Настоятель молча головой кивнул.
-- А пушкарь тот что же? И праху его, я чай, не доискалися?
Ответом был такой искрометный взгляд, что Курбский вдруг догадался:
-- Это был ты сам, отче?
Отец Серапион не возражал, а, прикоснувшись пальцем к впадине своею вытекшего левого глаза, произнес совсем изменившимся, тихим голосом:
-- Тем порохом, чем стены разметало, и свет Божий из очей моих выжгло. В те поры и правое око у меня помутилося. И дал я Господу моему обет такой: буде возвратит очам моим свет Свой, отдать себя на вечное Ему служение. И внял Господь, исцелил меня; стал видеть я правым оком зорче прежнего. Последним иноком принят был в эту самую обитель, а вот к концу дней привелось всею обителью править! Камень, отверженный зиждущими, стал главою угла, ревнителем древлего благочестия: именем Господа разрешаю и наставляю, покаяние налагаю и благословляю. Так-то вот, сыне любезный! -- заключил игумен свой рассказ. -- Поведал я тебе о себе затем, дабы знал ты, отчего я умилился над тобой. Так что же, ты, вопреки мне, все же едешь-таки за помощью к запорожцам?
-- Прости, отче, но как же мне не ехать, скажи, коли я от царевича своего к ним послан? Да он сам, поверь мне, не даст им слишком лютовать; середь регулярной королевской рати им и без того придется подтянуться...
-- Может, ты и прав... По всему, что слышно, именующий себя царевичем Димитрием ведет себя как подлинный сын царский...
-- Да он и есть сын царский! -- воскликнул Курбский. -- Я сколько вот времени был при нем, слышал, почитай, каждое его слово: он всегда тот же...
-- Тебе, сыне мой, виднее, -- глубоко вздохнул отец Серапион. -- Как бы то ни было, тот, кто сидит ныне на престоле московском, как сказывают, покушался на жизнь царевича Димитрия, и спасся от его убийц царевич или нет, а Годунову на престоле уже не место. Чинить помеху тебе я не стану. Твори волю пославшего тебя, как велит тебе Бог и твоя собственная совесть!
-- Спасибо, отче, великое спасибо! И в коне мне ты теперь не откажешь?
-- Конь-то у нас для тебя вряд ли подходящий найдется... Но скажи-ка: бывал ли ты уже когда на Запорожье?
-- Не довелось.
-- И наших порогов днепровских, стало, еще не видел? Надо бы тебе их посмотреть! И был бы у меня для тебя добрый попутчик. Одолжил бы ты меня немало...
-- Да я, отче, все рад для тебя сделать. Кто этот попутчик?
-- Отрок один... Поутру ужо вас ознакомлю. Закалякались мы с тобой; очи у тебя, соколик, вишь, сами собой слипаются! -- со снисходительной отеческой усмешкой прибавил настоятель, вставая. -- Ложись-ка сейчас, и да ниспошлет тебе Господь под нашей мирной кровлей мирных сновидений!
Глава пятая
ПОПУТЧИК
Проснулся Курбский поздним утром от стука растворяемой двери. Перед ним стоял его стремянной, Данило Дударь. Юноша быстро приподнялся с ложа и оглянулся на решетчатое оконце: сквозь его слюдяные стекла высоко стоящее солнце рисовало на белом некрашеном полу толстые полосы решеток и мелкий свинцовый переплет.
-- Да я никак проспал заутреню?
-- Эвона! -- рассмеялся в ответ запорожец. -- Сейчас, того гляди, к обедне затрезвонят.
-- Так как же ты, Данило, не разбудил меня?

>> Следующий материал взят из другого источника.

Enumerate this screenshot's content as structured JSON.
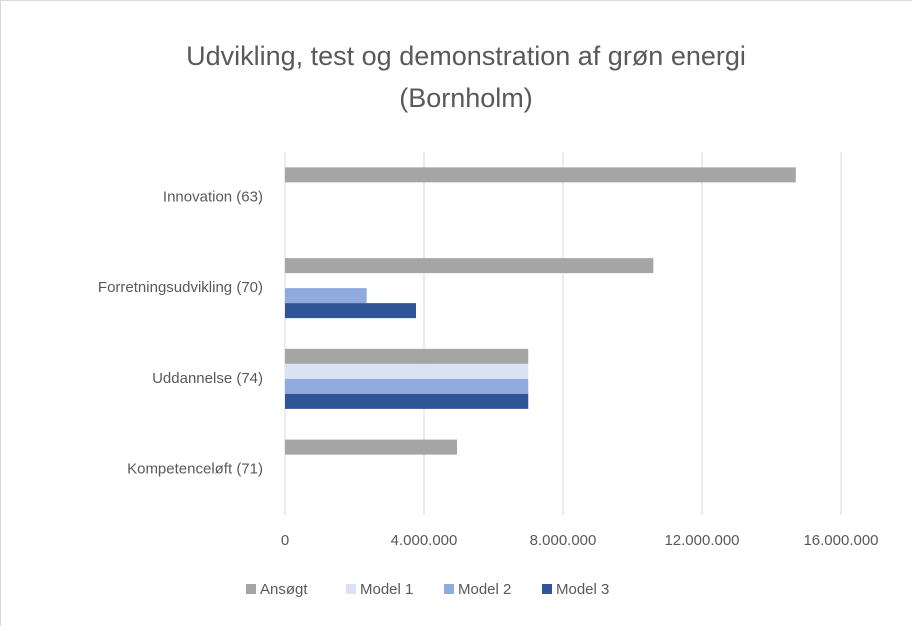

-- Отец-настоятель не приказывал: пускай-де выспится -- долгий путь впереди.
-- А что бедный Вихрь мой?
-- Да что, ваша милость: ногу ему еще пуще вздуло. Показал я его здешнему лекарю -- тот только головой помотал: "Быть ему, мол, весь век хромым". Ну да святые отцы его тут упокоят. А вот не разберу я, что у отца Серапиона на уме? Выходя от заутрени, поманил меня пальцем, стал пытать: езжал ли я когда вниз днепровскими порогами? "Не токмо езжал, -- говорю, -- а несчетно раз своеручно душегубку скрозь Пекло проводил". -- "Добре", -- говорит, кивнул и оставил меня стоять. Порогами вниз, что ли пустить нас хочет?
-- Верно, что так. И мне вечор про то намекал: о каком-то попутчике-отроке говорил.
-- Овва! Третью неделю уже, слышь, врачуется во здешнем шпитале сынок Самойлы Кошки.
-- Как! Кошевого атамана запорожского про которого ты мне рассказывал?
-- Эге. К отцу в Сечь со стариком-дядькой собрался, да дорогой беда с ним приключилась: упал с коня да плечо себе повредил. Верхом-то ехать ему теперича, знать, и неспособно.
Когда Курбский, умывшись и одевшись, в сопровождении Данилы, вышел из своей кельи в полутемный крытый переход и повернул в сторону переднего крыльца, оттуда донесся вдруг такой хватающий за душу болезненный вопль, что молодой князь вздрогнул и невольно остановился.